Twenty-five studies (n=3,027, range 26 to 791) were included. All studies provided details on participant recruitment (nine enrolled patients consecutively). Eighteen studies were blinded and used independent assessment of the reference and index tests. Seven studies included 100 or more patients.
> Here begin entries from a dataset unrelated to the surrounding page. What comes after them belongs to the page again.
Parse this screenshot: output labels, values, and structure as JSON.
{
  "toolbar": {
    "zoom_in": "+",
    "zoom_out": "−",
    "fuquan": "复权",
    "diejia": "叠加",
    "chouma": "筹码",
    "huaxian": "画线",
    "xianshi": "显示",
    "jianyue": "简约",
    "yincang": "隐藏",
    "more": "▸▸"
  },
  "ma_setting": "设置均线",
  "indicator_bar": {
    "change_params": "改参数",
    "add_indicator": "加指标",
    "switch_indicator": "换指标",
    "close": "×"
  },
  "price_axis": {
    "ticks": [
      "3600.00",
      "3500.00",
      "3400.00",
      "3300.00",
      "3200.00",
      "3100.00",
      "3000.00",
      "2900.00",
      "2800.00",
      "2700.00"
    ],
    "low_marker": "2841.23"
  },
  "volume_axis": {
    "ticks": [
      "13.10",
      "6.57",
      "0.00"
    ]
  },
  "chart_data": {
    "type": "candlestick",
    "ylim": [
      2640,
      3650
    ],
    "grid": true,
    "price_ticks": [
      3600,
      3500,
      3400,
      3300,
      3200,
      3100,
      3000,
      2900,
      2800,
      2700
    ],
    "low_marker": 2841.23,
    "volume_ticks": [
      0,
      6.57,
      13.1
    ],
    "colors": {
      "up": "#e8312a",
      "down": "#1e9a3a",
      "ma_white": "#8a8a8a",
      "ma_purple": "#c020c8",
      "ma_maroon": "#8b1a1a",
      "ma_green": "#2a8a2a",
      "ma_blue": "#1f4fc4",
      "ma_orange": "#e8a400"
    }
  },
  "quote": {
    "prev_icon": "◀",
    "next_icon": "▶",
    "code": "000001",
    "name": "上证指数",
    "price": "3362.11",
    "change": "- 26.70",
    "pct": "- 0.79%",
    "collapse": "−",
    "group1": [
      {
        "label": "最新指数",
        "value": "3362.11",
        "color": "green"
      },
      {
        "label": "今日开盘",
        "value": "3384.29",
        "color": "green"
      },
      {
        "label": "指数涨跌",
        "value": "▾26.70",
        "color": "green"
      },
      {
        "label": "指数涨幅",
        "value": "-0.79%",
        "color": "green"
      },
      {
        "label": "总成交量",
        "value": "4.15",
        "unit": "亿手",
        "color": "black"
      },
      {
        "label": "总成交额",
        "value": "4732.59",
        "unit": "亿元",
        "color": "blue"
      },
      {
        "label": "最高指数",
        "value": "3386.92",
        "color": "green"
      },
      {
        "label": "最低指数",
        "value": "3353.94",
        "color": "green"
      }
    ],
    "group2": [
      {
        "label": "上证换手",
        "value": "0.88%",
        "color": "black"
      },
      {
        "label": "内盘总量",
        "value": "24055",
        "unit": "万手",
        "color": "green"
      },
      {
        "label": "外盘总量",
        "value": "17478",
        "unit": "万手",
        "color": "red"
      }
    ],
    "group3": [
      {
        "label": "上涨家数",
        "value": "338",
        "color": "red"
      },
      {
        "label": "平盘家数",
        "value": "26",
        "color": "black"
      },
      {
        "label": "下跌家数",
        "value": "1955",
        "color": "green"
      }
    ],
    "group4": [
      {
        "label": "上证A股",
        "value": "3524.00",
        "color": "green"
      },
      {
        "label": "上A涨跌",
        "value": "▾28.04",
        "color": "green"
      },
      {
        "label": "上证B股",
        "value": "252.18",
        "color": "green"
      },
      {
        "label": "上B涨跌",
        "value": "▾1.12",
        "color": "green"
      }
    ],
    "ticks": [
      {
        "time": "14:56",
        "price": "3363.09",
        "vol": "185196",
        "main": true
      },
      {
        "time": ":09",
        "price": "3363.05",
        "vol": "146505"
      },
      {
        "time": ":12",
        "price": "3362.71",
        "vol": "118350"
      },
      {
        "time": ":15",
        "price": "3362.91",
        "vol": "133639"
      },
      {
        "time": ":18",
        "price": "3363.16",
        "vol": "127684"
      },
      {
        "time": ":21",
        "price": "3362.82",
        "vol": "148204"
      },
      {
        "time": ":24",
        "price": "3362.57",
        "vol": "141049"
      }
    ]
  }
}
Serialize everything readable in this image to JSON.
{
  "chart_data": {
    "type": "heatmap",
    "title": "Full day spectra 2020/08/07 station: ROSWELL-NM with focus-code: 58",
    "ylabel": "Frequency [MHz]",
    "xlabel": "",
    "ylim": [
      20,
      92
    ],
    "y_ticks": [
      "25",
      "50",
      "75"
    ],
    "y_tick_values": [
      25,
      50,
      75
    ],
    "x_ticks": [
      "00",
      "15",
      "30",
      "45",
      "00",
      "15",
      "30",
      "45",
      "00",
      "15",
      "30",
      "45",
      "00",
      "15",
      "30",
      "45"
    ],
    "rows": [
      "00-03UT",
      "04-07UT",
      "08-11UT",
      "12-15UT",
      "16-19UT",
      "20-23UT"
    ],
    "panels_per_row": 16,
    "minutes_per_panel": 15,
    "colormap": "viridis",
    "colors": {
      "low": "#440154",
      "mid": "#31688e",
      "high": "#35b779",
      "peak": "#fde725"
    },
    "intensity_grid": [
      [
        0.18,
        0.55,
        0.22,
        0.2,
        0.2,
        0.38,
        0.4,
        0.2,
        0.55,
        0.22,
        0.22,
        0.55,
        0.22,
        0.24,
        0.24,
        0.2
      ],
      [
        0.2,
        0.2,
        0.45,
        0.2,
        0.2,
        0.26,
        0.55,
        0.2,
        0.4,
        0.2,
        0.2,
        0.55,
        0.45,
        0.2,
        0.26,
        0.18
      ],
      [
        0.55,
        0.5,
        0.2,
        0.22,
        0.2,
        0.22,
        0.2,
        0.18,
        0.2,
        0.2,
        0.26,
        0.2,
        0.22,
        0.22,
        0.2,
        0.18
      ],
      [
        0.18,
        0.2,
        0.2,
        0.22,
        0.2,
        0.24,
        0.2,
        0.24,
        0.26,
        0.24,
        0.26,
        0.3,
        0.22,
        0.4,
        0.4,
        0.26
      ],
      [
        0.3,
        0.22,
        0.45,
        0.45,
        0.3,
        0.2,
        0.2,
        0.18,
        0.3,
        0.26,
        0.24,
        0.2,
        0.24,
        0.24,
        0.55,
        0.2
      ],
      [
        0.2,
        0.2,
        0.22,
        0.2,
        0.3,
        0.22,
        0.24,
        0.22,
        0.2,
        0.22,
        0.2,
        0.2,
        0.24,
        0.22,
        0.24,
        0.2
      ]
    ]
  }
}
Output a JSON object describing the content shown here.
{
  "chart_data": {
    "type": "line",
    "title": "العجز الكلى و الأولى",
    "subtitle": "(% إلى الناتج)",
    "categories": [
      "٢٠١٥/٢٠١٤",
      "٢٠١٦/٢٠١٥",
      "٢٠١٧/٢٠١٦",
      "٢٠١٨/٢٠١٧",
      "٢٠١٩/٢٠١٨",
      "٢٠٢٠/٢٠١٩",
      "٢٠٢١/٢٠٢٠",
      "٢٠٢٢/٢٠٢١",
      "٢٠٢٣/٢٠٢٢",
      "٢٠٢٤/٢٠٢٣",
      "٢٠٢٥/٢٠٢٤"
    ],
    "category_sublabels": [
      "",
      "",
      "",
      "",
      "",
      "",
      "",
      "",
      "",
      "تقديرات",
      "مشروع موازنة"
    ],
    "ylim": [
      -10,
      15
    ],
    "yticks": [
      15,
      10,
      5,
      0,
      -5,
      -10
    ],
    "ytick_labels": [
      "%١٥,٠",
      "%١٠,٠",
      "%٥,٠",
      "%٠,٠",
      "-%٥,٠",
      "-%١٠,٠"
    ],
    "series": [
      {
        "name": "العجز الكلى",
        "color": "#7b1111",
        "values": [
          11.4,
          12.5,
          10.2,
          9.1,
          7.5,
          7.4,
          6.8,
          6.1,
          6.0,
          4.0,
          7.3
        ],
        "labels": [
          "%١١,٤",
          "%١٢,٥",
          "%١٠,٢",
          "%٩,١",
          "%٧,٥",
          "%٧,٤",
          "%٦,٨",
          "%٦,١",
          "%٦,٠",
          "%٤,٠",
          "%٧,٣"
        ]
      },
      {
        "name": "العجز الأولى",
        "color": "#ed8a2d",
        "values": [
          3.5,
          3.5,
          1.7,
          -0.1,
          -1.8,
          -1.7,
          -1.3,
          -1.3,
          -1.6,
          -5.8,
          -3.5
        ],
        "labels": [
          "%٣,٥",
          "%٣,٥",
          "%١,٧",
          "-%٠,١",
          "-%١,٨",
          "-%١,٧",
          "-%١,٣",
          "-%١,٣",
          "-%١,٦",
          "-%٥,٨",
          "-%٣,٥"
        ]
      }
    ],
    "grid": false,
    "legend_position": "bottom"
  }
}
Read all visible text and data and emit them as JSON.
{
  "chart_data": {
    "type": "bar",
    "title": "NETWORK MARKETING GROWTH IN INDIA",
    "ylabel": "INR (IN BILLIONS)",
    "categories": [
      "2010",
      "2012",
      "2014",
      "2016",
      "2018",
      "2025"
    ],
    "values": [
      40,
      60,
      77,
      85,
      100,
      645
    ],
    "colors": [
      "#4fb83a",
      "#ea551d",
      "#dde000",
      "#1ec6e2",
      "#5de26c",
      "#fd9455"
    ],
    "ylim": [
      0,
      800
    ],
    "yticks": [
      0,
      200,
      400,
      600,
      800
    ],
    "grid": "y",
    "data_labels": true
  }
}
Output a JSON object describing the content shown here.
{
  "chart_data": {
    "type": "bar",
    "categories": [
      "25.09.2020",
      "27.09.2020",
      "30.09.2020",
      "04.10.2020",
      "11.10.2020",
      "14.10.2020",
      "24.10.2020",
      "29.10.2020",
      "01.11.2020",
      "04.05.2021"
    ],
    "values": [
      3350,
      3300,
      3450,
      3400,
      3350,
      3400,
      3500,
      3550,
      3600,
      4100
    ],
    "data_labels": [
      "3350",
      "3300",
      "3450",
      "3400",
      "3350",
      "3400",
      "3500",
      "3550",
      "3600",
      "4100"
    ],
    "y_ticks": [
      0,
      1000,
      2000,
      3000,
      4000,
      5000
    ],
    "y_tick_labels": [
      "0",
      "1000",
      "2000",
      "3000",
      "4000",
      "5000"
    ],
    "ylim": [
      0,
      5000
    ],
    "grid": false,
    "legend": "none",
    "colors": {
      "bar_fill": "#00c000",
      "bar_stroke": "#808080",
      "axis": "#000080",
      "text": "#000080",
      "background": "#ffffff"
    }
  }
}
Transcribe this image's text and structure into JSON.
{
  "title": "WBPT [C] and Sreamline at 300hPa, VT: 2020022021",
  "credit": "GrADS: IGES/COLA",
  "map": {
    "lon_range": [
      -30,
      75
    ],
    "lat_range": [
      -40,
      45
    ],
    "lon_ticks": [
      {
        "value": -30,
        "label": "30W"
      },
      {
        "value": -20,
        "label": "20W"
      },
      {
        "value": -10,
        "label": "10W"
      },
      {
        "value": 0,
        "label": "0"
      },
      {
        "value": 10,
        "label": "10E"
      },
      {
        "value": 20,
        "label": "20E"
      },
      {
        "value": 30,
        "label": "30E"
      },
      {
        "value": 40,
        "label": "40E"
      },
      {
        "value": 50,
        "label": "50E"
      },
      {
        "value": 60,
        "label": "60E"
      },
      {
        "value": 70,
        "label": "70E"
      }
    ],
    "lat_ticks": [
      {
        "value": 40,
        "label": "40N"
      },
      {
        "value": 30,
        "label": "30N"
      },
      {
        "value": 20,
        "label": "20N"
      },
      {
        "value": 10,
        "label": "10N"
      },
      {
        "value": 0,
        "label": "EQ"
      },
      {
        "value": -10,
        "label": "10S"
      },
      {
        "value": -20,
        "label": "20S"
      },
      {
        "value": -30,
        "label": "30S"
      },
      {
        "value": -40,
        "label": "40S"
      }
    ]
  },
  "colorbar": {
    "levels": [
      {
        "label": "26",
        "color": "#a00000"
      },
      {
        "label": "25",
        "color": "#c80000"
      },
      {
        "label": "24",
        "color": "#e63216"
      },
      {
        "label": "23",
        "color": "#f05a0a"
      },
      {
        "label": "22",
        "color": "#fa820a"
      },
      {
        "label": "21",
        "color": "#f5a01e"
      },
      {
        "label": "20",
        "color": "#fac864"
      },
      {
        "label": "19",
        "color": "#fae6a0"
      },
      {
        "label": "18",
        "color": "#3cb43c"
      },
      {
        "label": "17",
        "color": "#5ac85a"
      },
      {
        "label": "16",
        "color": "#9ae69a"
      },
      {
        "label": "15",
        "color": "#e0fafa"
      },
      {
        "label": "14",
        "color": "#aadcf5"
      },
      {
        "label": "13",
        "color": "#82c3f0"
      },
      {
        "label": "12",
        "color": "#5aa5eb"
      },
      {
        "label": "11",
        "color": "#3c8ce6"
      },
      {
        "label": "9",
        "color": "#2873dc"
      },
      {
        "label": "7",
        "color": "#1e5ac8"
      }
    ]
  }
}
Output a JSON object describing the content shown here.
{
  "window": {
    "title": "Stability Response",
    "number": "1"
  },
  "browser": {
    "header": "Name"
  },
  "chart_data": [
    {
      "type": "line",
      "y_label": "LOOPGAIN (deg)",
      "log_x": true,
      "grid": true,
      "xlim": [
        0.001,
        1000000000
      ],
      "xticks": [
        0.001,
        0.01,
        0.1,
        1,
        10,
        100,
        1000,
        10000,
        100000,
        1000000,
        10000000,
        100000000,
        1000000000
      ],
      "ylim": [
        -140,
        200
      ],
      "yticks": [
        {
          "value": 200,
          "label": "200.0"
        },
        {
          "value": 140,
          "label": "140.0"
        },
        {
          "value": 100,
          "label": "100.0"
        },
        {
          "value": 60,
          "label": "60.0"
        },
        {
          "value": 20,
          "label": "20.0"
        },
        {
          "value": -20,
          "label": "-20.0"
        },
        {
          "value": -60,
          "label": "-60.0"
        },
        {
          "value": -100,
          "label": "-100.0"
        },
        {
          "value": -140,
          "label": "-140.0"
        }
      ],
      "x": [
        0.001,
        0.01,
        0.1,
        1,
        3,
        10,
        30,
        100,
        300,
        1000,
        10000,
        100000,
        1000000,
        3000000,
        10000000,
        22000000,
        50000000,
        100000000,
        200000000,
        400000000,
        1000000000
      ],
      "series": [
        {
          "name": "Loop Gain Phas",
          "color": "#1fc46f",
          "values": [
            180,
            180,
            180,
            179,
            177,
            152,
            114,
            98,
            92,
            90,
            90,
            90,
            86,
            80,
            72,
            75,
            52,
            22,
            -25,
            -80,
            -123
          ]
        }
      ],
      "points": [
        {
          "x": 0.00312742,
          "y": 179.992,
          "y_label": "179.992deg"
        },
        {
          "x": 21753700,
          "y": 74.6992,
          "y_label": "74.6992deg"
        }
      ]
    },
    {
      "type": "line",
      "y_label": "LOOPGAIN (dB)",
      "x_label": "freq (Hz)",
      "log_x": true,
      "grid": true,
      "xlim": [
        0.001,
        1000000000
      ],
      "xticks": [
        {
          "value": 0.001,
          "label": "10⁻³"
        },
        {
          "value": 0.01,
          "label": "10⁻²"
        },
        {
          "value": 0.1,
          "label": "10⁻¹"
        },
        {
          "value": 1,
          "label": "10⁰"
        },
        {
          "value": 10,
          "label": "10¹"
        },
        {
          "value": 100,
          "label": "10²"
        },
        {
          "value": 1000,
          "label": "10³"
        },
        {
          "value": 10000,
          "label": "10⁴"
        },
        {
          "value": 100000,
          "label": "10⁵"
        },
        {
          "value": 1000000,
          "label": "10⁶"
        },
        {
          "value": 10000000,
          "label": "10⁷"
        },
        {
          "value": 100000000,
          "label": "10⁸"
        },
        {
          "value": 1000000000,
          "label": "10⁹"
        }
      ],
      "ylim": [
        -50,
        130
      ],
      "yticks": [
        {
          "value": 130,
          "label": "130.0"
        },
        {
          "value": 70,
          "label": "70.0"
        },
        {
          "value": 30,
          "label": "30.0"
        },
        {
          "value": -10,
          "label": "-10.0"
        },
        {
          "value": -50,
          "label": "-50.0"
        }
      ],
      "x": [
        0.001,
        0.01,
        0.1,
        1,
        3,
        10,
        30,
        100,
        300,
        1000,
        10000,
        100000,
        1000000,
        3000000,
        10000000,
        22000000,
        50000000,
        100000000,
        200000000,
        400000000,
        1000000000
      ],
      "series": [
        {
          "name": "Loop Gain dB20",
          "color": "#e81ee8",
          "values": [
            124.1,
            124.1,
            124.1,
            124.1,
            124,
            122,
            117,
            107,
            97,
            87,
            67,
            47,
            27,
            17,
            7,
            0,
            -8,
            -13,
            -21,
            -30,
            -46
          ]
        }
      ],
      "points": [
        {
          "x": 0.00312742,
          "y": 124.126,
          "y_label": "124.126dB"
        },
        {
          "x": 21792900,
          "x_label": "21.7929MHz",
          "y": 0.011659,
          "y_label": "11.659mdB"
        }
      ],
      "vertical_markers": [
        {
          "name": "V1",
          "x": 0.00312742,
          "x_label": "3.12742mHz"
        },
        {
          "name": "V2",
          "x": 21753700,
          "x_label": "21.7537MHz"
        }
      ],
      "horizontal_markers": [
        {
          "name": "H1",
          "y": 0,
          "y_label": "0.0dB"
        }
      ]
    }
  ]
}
Attrition rates were not reported.
Global Attentiveness Rating (GAR) (one study), Memorial Delirium Assessment Scale (MDAS) (three studies), Confusion Assessment Method (CAM) (10 studies), Delirium Rating Scale Revised-98 (DRS-R-98) (two studies), Clinical Assessment of Confusion (CAC) (one study) and Delirium Observation Screening Scale (DOSS) (two studies) scales all had positive likelihood ratios greater than 5.0, which suggested a greater likelihood of disease. The corresponding negative likelihood ratios for GAR, MDAS, CAM, DRS-R-98, and DOSS were less than 0.2, which suggested a lesser likelihood of disease. Delirium Rating Scale (DRS) (four studies), Mini-Mental State Examination (MMSE) (one study), Nursing Delirium Screening Scale (NDSS) (one study) and Vigilance "A" Test (one study) showed negative likelihood ratios less than 0.2. The CAC study showed a negative likelihood ratio above 0.2 (LR 0.67, 95% CI 0.56 to 0.81).
MMSE was identified as the least useful for identification of patients with delirium (one study). Subgroup analyses showed that the CAM was the most useful scale that could be completed in five minutes or less by a nurse (positive LR 7.3, 95% CI 1.9 to 27 and negative LR 0.08, 95% CI 0.03 to 0.21) or physician (positive LR 19, 95% CI 6.7 to 51 and negative LR 0.19, 95 %CI 0.13 to 0.27).
There was evidence of statistical heterogeneity for CAM (positive and negative LR I2=65% and 85%), DOSS (I2=65% and 0%), DRS-R-98 (I2=73% and 0%) and MDAS (I2=85% and 69%). Analyses that included only studies in which the index test was performed by a physician resolved statistical heterogeneity for the negative likelihood ratio using CAM, but the positive likelihood ratio remained statistically significant. The authors reported that subanalysis by language or DSM version resolved statistical heterogeneity, but no other data were provided.